Decisão marca um avanço no combate ao feminicídio no Brasil

A Justiça do Paraná decide que ex-marido de Tatiane Spitzner não pode herdar bens da advogada assassinada.
A decisão do Tribunal de Justiça do Paraná (TJ-PR) em negar a herança de Tatiane Spitzner ao seu ex-marido, Luis Felipe Manvailer, condenado por feminicídio, representa um avanço significativo no combate à violência contra a mulher. O caso, que ganhou notoriedade nacional após o brutal assassinato de Tatiane em julho de 2018, agora traz uma nova perspectiva sobre os direitos sucessórios de condenados por homicídio.

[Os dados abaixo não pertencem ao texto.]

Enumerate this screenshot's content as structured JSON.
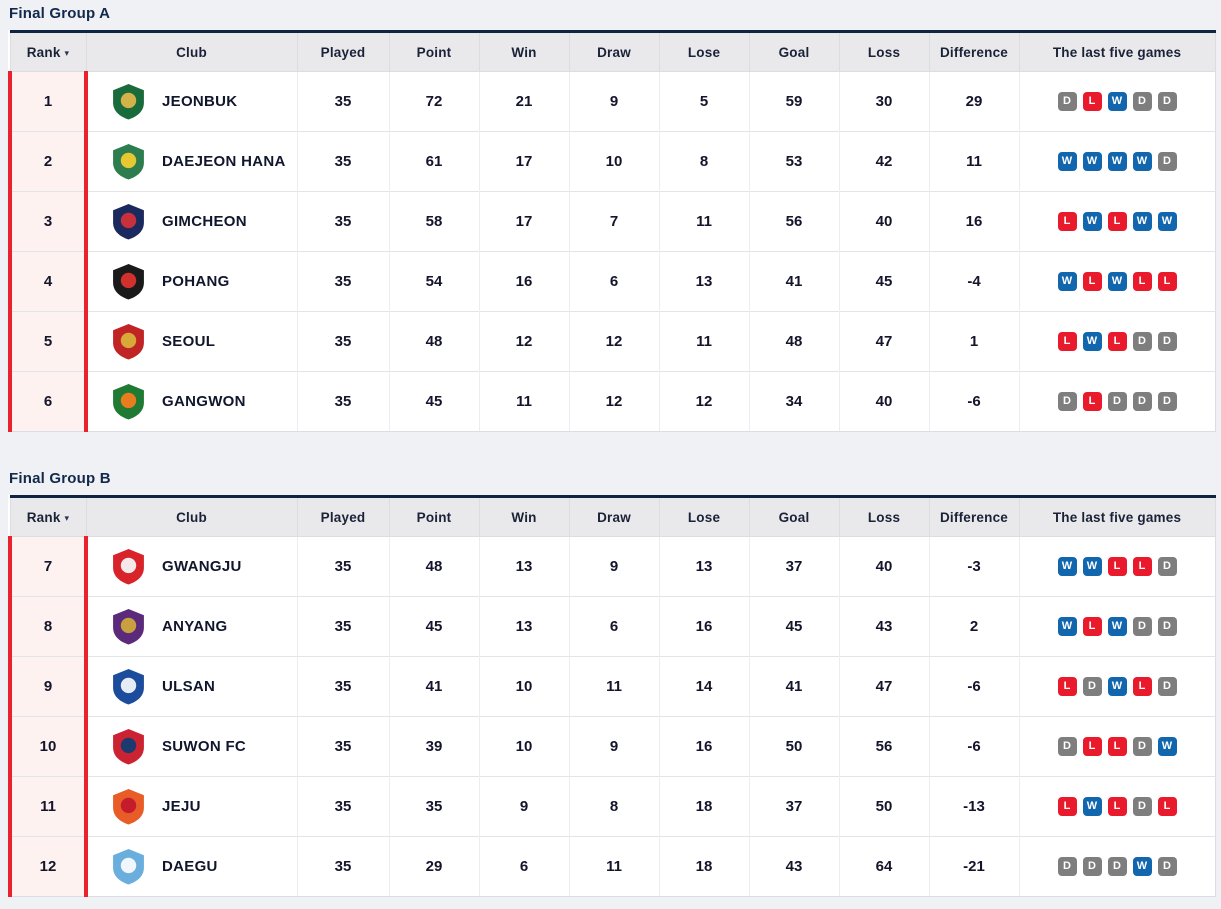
{
  "theme": {
    "page_bg": "#eff1f5",
    "navy": "#0f2440",
    "accent_red": "#e8232e",
    "header_bg": "#e9e9ec",
    "rank_bg": "#fdf2ef"
  },
  "result_colors": {
    "W": "#1266ad",
    "L": "#e81a2b",
    "D": "#7e7e7e"
  },
  "columns": [
    {
      "key": "rank",
      "label": "Rank",
      "sortable": true
    },
    {
      "key": "club",
      "label": "Club",
      "sortable": false
    },
    {
      "key": "played",
      "label": "Played",
      "sortable": false
    },
    {
      "key": "point",
      "label": "Point",
      "sortable": false
    },
    {
      "key": "win",
      "label": "Win",
      "sortable": false
    },
    {
      "key": "draw",
      "label": "Draw",
      "sortable": false
    },
    {
      "key": "lose",
      "label": "Lose",
      "sortable": false
    },
    {
      "key": "goal",
      "label": "Goal",
      "sortable": false
    },
    {
      "key": "loss",
      "label": "Loss",
      "sortable": false
    },
    {
      "key": "difference",
      "label": "Difference",
      "sortable": false
    },
    {
      "key": "last5",
      "label": "The last five games",
      "sortable": false
    }
  ],
  "groups": [
    {
      "title": "Final Group A",
      "rows": [
        {
          "rank": 1,
          "club": "JEONBUK",
          "logo": {
            "name": "jeonbuk-club-logo",
            "primary": "#1a6b3c",
            "secondary": "#d4b24a"
          },
          "played": 35,
          "point": 72,
          "win": 21,
          "draw": 9,
          "lose": 5,
          "goal": 59,
          "loss": 30,
          "difference": 29,
          "last_five": [
            "D",
            "L",
            "W",
            "D",
            "D"
          ]
        },
        {
          "rank": 2,
          "club": "DAEJEON HANA",
          "logo": {
            "name": "daejeon-hana-club-logo",
            "primary": "#2e7d4f",
            "secondary": "#e8c832"
          },
          "played": 35,
          "point": 61,
          "win": 17,
          "draw": 10,
          "lose": 8,
          "goal": 53,
          "loss": 42,
          "difference": 11,
          "last_five": [
            "W",
            "W",
            "W",
            "W",
            "D"
          ]
        },
        {
          "rank": 3,
          "club": "GIMCHEON",
          "logo": {
            "name": "gimcheon-club-logo",
            "primary": "#1b2a5e",
            "secondary": "#c8303c"
          },
          "played": 35,
          "point": 58,
          "win": 17,
          "draw": 7,
          "lose": 11,
          "goal": 56,
          "loss": 40,
          "difference": 16,
          "last_five": [
            "L",
            "W",
            "L",
            "W",
            "W"
          ]
        },
        {
          "rank": 4,
          "club": "POHANG",
          "logo": {
            "name": "pohang-club-logo",
            "primary": "#1a1a1a",
            "secondary": "#d0312d"
          },
          "played": 35,
          "point": 54,
          "win": 16,
          "draw": 6,
          "lose": 13,
          "goal": 41,
          "loss": 45,
          "difference": -4,
          "last_five": [
            "W",
            "L",
            "W",
            "L",
            "L"
          ]
        },
        {
          "rank": 5,
          "club": "SEOUL",
          "logo": {
            "name": "seoul-club-logo",
            "primary": "#c02424",
            "secondary": "#d8a838"
          },
          "played": 35,
          "point": 48,
          "win": 12,
          "draw": 12,
          "lose": 11,
          "goal": 48,
          "loss": 47,
          "difference": 1,
          "last_five": [
            "L",
            "W",
            "L",
            "D",
            "D"
          ]
        },
        {
          "rank": 6,
          "club": "GANGWON",
          "logo": {
            "name": "gangwon-club-logo",
            "primary": "#1f7a33",
            "secondary": "#e87c1e"
          },
          "played": 35,
          "point": 45,
          "win": 11,
          "draw": 12,
          "lose": 12,
          "goal": 34,
          "loss": 40,
          "difference": -6,
          "last_five": [
            "D",
            "L",
            "D",
            "D",
            "D"
          ]
        }
      ]
    },
    {
      "title": "Final Group B",
      "rows": [
        {
          "rank": 7,
          "club": "GWANGJU",
          "logo": {
            "name": "gwangju-club-logo",
            "primary": "#d8232a",
            "secondary": "#f5e9e9"
          },
          "played": 35,
          "point": 48,
          "win": 13,
          "draw": 9,
          "lose": 13,
          "goal": 37,
          "loss": 40,
          "difference": -3,
          "last_five": [
            "W",
            "W",
            "L",
            "L",
            "D"
          ]
        },
        {
          "rank": 8,
          "club": "ANYANG",
          "logo": {
            "name": "anyang-club-logo",
            "primary": "#5c2a7a",
            "secondary": "#c8a040"
          },
          "played": 35,
          "point": 45,
          "win": 13,
          "draw": 6,
          "lose": 16,
          "goal": 45,
          "loss": 43,
          "difference": 2,
          "last_five": [
            "W",
            "L",
            "W",
            "D",
            "D"
          ]
        },
        {
          "rank": 9,
          "club": "ULSAN",
          "logo": {
            "name": "ulsan-club-logo",
            "primary": "#1c4c9c",
            "secondary": "#e6ecf6"
          },
          "played": 35,
          "point": 41,
          "win": 10,
          "draw": 11,
          "lose": 14,
          "goal": 41,
          "loss": 47,
          "difference": -6,
          "last_five": [
            "L",
            "D",
            "W",
            "L",
            "D"
          ]
        },
        {
          "rank": 10,
          "club": "SUWON FC",
          "logo": {
            "name": "suwon-fc-club-logo",
            "primary": "#cc2332",
            "secondary": "#1c3a6e"
          },
          "played": 35,
          "point": 39,
          "win": 10,
          "draw": 9,
          "lose": 16,
          "goal": 50,
          "loss": 56,
          "difference": -6,
          "last_five": [
            "D",
            "L",
            "L",
            "D",
            "W"
          ]
        },
        {
          "rank": 11,
          "club": "JEJU",
          "logo": {
            "name": "jeju-club-logo",
            "primary": "#e85c28",
            "secondary": "#c41c2c"
          },
          "played": 35,
          "point": 35,
          "win": 9,
          "draw": 8,
          "lose": 18,
          "goal": 37,
          "loss": 50,
          "difference": -13,
          "last_five": [
            "L",
            "W",
            "L",
            "D",
            "L"
          ]
        },
        {
          "rank": 12,
          "club": "DAEGU",
          "logo": {
            "name": "daegu-club-logo",
            "primary": "#6aaede",
            "secondary": "#f0f6fc"
          },
          "played": 35,
          "point": 29,
          "win": 6,
          "draw": 11,
          "lose": 18,
          "goal": 43,
          "loss": 64,
          "difference": -21,
          "last_five": [
            "D",
            "D",
            "D",
            "W",
            "D"
          ]
        }
      ]
    }
  ]
}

O contexto do caso Tatiane Spitzner
O crime ocorreu em Guarapuava, onde Tatiane, uma advogada de 29 anos, foi empurrada da sacada do apartamento onde morava com Manvailer. O julgamento, que se seguiu à sua morte, resultou na condenação do ex-marido a 31 anos e 9 meses de prisão por homicídio qualificado, considerando a crueldade do crime e seu caráter de feminicídio. Imagens de câmeras de segurança mostraram as agressões que ela sofreu antes do assassinato, o que evidenciou a gravidade do caso e a necessidade de um sistema judiciário que proteja as vítimas e suas famílias.
A decisão judicial e suas implicações
A decisão do TJ-PR, proferida em setembro e confirmada em dezembro de 2025, estabelece que Manvailer não tem direito à herança de Tatiane, uma medida que se alinha com as mudanças introduzidas no Código Civil Brasileiro em 2023. Essa legislação prevê que um condenado por homicídio perde o direito à herança da vítima. Essa mudança é crucial, pois evita que familiares de vítimas de feminicídio precisem entrar na Justiça para garantir que os agressores não possam usufruir dos bens deixados por aqueles que mataram.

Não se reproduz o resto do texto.